I wanted very much to mount an all-out attack on the whole fucking “Post-realistic School,” and I think I brought that off rather nicely in a short space. I didn't mention one of the most loathsome of that breed—Robert Coover—by name, because I know the little sonovabitch personally, and a good many people know I know him, and it might have read like a vindictive personal vendetta.

Coover's arrival at Iowa the following year was like the advent of a literary Antichrist to Yates—the incarnation of everything he deplored, and a constant reminder that he himself was perceived as old hat. Amid an increasingly radical ethos, Coover became the star of the Workshop, gathering around him a claque of students who wrote the same kind of “lazy” and “soulless” fiction as Yates would have it. And what really hurt was that some of these students were talented defectors from his own class—Kittredge, for instance, who remarked that he'd found such divergent influences a “good combination”: “From Coover I learned to see what I was doing in terms of traditions and possibilities more universal than realism. From Yates I learned something I can only sum up as responsibility, to my characters and story, to readers, and to myself.”

Yates would have shaken his head and sighed,
For Christ's sake, Kittredge
; for him there were no “possibilities” beyond the necessary craftsmanship of depicting “apparent reality” in all its intricacy, and people who ignored the rules were phonies—“chessmasters,” maybe, but not writers. Toward Coover and his coterie Yates maintained a more or less civil distance; whenever he was tempted to register some kind of aesthetic demurral, he tended to preface it with a phrase like “Well, I'm just a dumb guy, but I think…” In
The Easter Parade,
though, he channeled his frustration through the Yates-like Jack Flanders, a “traditional” poet who accuses his experimental colleague “Krueger” of having “thrown everything overboard”: “His favorite critical adjective is ‘audacious.' Some kid'll get stoned on pot and scribble out the first thing that comes into his head, and Krueger'll say ‘Mm, that's a very audacious line.'”

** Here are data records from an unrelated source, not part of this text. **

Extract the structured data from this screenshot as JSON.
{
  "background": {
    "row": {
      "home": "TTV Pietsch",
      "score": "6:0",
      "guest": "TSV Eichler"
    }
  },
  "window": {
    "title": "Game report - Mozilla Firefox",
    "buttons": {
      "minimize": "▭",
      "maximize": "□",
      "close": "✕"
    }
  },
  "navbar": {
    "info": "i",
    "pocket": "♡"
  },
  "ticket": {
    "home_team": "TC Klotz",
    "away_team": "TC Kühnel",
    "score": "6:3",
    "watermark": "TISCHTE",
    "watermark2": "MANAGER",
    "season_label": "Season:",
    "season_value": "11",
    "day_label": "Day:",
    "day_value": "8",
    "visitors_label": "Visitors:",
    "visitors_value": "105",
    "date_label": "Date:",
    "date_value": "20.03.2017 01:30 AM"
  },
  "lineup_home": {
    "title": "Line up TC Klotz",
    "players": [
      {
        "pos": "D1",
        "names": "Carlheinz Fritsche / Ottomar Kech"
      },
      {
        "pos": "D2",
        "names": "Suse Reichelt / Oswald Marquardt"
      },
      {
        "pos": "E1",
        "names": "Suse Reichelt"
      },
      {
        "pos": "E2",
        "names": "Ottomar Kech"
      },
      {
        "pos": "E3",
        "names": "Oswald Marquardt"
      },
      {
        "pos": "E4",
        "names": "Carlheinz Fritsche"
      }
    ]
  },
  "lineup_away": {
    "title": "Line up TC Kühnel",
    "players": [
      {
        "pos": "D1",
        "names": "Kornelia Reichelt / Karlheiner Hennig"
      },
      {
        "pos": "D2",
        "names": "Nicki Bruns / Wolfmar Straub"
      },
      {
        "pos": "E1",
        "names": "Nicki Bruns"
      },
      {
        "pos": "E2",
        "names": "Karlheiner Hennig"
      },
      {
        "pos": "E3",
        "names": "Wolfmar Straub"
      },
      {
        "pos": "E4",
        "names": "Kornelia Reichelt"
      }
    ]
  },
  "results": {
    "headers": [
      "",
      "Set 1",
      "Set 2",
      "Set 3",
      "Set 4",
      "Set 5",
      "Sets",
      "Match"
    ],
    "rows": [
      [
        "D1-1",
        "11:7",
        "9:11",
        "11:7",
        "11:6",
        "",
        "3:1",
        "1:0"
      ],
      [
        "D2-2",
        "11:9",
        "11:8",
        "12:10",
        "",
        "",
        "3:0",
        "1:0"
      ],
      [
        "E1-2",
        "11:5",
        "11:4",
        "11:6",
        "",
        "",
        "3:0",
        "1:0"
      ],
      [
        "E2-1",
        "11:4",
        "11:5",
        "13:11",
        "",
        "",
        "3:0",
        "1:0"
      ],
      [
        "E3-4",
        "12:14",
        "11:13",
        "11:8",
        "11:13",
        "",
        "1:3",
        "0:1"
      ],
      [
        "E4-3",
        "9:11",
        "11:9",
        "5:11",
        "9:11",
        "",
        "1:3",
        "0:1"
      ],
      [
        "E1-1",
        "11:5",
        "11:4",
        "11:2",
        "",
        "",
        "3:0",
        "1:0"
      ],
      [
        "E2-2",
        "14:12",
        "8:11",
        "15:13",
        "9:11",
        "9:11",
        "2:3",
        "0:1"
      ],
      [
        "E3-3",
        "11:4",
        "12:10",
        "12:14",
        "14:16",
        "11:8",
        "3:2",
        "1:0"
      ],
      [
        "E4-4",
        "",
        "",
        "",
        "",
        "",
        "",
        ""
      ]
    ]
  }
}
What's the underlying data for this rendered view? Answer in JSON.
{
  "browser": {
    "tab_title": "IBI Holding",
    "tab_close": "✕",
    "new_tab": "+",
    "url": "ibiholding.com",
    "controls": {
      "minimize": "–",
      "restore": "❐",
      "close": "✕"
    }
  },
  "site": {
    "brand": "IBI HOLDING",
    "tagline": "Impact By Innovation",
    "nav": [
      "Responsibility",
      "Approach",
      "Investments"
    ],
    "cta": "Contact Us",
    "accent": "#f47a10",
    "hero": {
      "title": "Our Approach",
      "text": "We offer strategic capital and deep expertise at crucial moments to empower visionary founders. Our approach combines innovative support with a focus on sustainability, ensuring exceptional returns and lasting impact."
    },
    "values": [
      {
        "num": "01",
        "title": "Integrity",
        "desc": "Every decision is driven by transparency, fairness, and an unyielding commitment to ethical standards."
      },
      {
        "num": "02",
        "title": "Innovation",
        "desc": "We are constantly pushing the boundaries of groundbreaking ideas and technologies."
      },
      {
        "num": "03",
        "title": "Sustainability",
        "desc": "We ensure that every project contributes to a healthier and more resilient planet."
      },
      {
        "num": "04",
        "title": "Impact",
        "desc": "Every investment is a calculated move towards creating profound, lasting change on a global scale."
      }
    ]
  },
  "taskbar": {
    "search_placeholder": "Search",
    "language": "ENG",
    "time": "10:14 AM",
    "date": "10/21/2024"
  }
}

The political concomitant of all this “subversive” writing was no less distasteful to Yates. The Workshop to which he returned in 1966 was, as Robert Lehrman described it, “a seething mix of creative ferment and rage about the Vietnam War.” A number of students had sought refuge from the draft by enrolling in the program, and teachers such as Vonnegut expressed solidarity by refusing to flunk anyone even if they never wrote a word. Director George Starbuck insisted on being arrested with a number of Workshop students who'd protested CIA recruitment by blocking the entrance to the student union. Yates's rather paradoxical liberalism produced a complex but characteristic response: He opposed the war, but even more adamantly opposed the counterculture. He loathed the shaggy incivility of the protesters (whom he privately called “faggots” and worse) and was outraged by their tendency to blame the war on the soldiers. In
Young Hearts Crying,
Davenport's response to a popular mock–recruitment poster (JOIN THE ARMY/VISIT EXOTIC PLACES/ AND KILL PEOPLE) was also Yates's: “And I mean what kind of horseshit is that?… Soldiers are the
victims
of wars; everybody knows that.” But any number of people at Iowa disagreed: Soldiers
are
to blame, they argued, since they might have chosen to be conscientious objectors rather than murderers—to which Yates would respond, in effect, that one couldn't expect a bunch of naive, patriotic kids to be so
enlightened
. (Martha Speer sympathized with such a view: “I myself had enlisted in a hopeless cause: Richard Yates.”) Yates thought the general disorder of the counterculture—ideological and otherwise—threatened the integrity of the Workshop, such as it was, and by the end of that first semester he was already casting about for openings at other, less radicalized universities.